C’est assez sympathique de voir les choses ainsi, conclut Lucien l’âne, et pour tout le monde encore bien. Pour le futur mort, c’est une perspective agréable comme pour les amis qui l’ont remis en de bonnes mains. En attendant notre tour, tissons le linceul de ce vieux monde triste, lamentable, sinistre, affligeant, grave, fâcheux, morose, lugubre, cafardeux, maussade, amer, sépulcral, dramatique, funèbre, funeste, calamiteux, atterré, neurasthénique, hypocondriaque, constipé, bileux et cacochyme.


Heureusement !


Ainsi Parlaient Marco Valdo M.I. et Lucien Lane



Adolescent paumé,

Qui saignes les vieillards

Pour de la menue monnaie,

Pour quelques pauvres liards,

Donne-leur donc, au lieu

D’un coup de yatagan,

Le p'tit coup du Bon Dieu :

Un dernier bon moment.

Fais une pipe à Pépé

Avant qu’il ne la casse,

Une petite langue à Mémé

Avant qu’elle ne trépasse,

Et ne pousse pas des cris d’horreur, d’indignation :

Ils sont comme toi, les vieux, ils ont le cul sous le chignon.


Infirmière dévouée,

Au fond de ton hôpital,

Au lieu du comprimé,

Du calmant, du bocal,

Au lieu du thermomètre,

Cette épée de Damoclès,

Donne donc à l’ancêtre

Une ultime caresse.

Fais une pipe à Pépé

Avant qu’il ne la casse,

Une petite langue à Mémé

Avant qu’elle ne trépasse,

Et ne pousse pas des cris d’horreur, d’indignation :

Ils sont comme toi, les vieux, ils ont le cul sous le chignon.


Adultes répugnants,

Qui clouez au fauteuil

Comme dans un cercueil,

Grand-papa, Grand-maman,

Au lieu de vous cacher

Pour d’intimes prouesses,

Allez donc les chercher

Ça leur refera une jeunesse.

Faites une pipe à Pépé

Avant qu’il ne la casse,

Une petite langue à Mémé

Avant qu’elle ne trépasse,

Et ne poussez pas des cris d’horreur, d’indignation :

Ils sont comme vous, les vieux, ils ont le cul sous le chignon.


Au chevet de nos vieux

Sont perchés les cornettes,

Les corbeaux du Bon Dieu,

Les curés, les nonnettes,

Au lieu de ces oiseaux,

Donnez-leur des marins

Et des putes pour un beau

Dernier petit coup d' rein.

Faites une pipe à Pépé

Avant qu’il ne la casse,

Une petite langue à Mémé

Avant qu’elle ne trépasse,

Et ne poussez pas des cris d’horreur, d’indignation :

Ils sont comme vous, les vieux, ils ont le cul sous le chignon.

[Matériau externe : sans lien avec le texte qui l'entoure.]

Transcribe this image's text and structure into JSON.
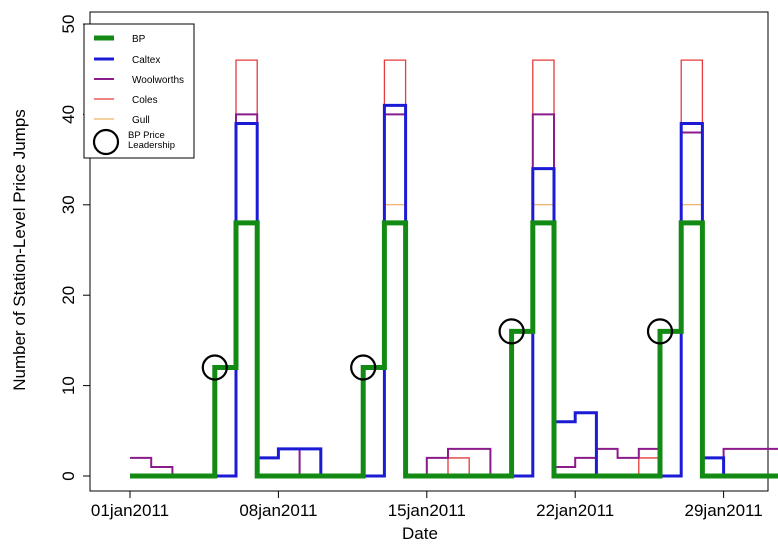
{
  "chart_data": {
    "type": "line",
    "step": true,
    "xlabel": "Date",
    "ylabel": "Number of Station-Level Price Jumps",
    "ylim": [
      0,
      50
    ],
    "yticks": [
      0,
      10,
      20,
      30,
      40,
      50
    ],
    "xlim": [
      0,
      30.2
    ],
    "xticks": [
      {
        "value": 0,
        "label": "01jan2011"
      },
      {
        "value": 7,
        "label": "08jan2011"
      },
      {
        "value": 14,
        "label": "15jan2011"
      },
      {
        "value": 21,
        "label": "22jan2011"
      },
      {
        "value": 28,
        "label": "29jan2011"
      }
    ],
    "x_dates": [
      "01jan2011",
      "02jan2011",
      "03jan2011",
      "04jan2011",
      "05jan2011",
      "06jan2011",
      "07jan2011",
      "08jan2011",
      "09jan2011",
      "10jan2011",
      "11jan2011",
      "12jan2011",
      "13jan2011",
      "14jan2011",
      "15jan2011",
      "16jan2011",
      "17jan2011",
      "18jan2011",
      "19jan2011",
      "20jan2011",
      "21jan2011",
      "22jan2011",
      "23jan2011",
      "24jan2011",
      "25jan2011",
      "26jan2011",
      "27jan2011",
      "28jan2011",
      "29jan2011",
      "30jan2011",
      "31jan2011"
    ],
    "legend_position": "top-left",
    "grid": false,
    "series": [
      {
        "name": "BP",
        "color": "#138a13",
        "values": [
          0,
          0,
          0,
          0,
          12,
          28,
          0,
          0,
          0,
          0,
          0,
          12,
          28,
          0,
          0,
          0,
          0,
          0,
          16,
          28,
          0,
          0,
          0,
          0,
          0,
          16,
          28,
          0,
          0,
          0,
          0
        ]
      },
      {
        "name": "Caltex",
        "color": "#1b1bd6",
        "values": [
          0,
          0,
          0,
          0,
          0,
          39,
          2,
          3,
          3,
          0,
          0,
          0,
          41,
          0,
          0,
          0,
          0,
          0,
          0,
          34,
          6,
          7,
          0,
          0,
          0,
          0,
          39,
          2,
          0,
          0,
          0
        ]
      },
      {
        "name": "Woolworths",
        "color": "#8b1a8b",
        "values": [
          2,
          1,
          0,
          0,
          0,
          40,
          2,
          3,
          0,
          0,
          0,
          0,
          40,
          0,
          2,
          3,
          3,
          0,
          0,
          40,
          1,
          2,
          3,
          2,
          3,
          0,
          38,
          2,
          3,
          3,
          3
        ]
      },
      {
        "name": "Coles",
        "color": "#e83a3a",
        "values": [
          0,
          0,
          0,
          0,
          0,
          46,
          0,
          0,
          0,
          0,
          0,
          0,
          46,
          0,
          0,
          2,
          0,
          0,
          0,
          46,
          0,
          0,
          0,
          0,
          2,
          0,
          46,
          0,
          0,
          0,
          0
        ]
      },
      {
        "name": "Gull",
        "color": "#e8a040",
        "values": [
          0,
          0,
          0,
          0,
          0,
          28,
          0,
          0,
          0,
          0,
          0,
          0,
          30,
          0,
          0,
          0,
          0,
          0,
          0,
          30,
          0,
          0,
          0,
          0,
          0,
          0,
          30,
          0,
          0,
          0,
          0
        ]
      }
    ],
    "bp_price_leadership": [
      {
        "date": "05jan2011",
        "x": 4,
        "y": 12
      },
      {
        "date": "12jan2011",
        "x": 11,
        "y": 12
      },
      {
        "date": "19jan2011",
        "x": 18,
        "y": 16
      },
      {
        "date": "26jan2011",
        "x": 25,
        "y": 16
      }
    ],
    "legend": [
      {
        "label": "BP",
        "kind": "line",
        "color": "#138a13"
      },
      {
        "label": "Caltex",
        "kind": "line",
        "color": "#1b1bd6"
      },
      {
        "label": "Woolworths",
        "kind": "line",
        "color": "#8b1a8b"
      },
      {
        "label": "Coles",
        "kind": "line",
        "color": "#e83a3a"
      },
      {
        "label": "Gull",
        "kind": "line",
        "color": "#e8a040"
      },
      {
        "label": "BP Price Leadership",
        "label_lines": [
          "BP Price",
          "Leadership"
        ],
        "kind": "circle",
        "color": "#000000"
      }
    ]
  }
}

La vieillesse, mes frères,

C’est pas le paradis,

Ce serait plutôt l’enfer

Des plaisirs interdits.

Car à quatre-vingts ans,

Papa Hugo l’a dit :

On cache son sentiment

Dessous ses bigoudis.

Faisons une pipe à Pépé

Avant qu’il ne la casse,

Une petite langue à Mémé

Avant qu’elle ne trépasse,

Et ne poussons pas des cris d’horreur, d’indignation :

Ils sont comme nous, les vieux, ils ont le cul sous le chignon.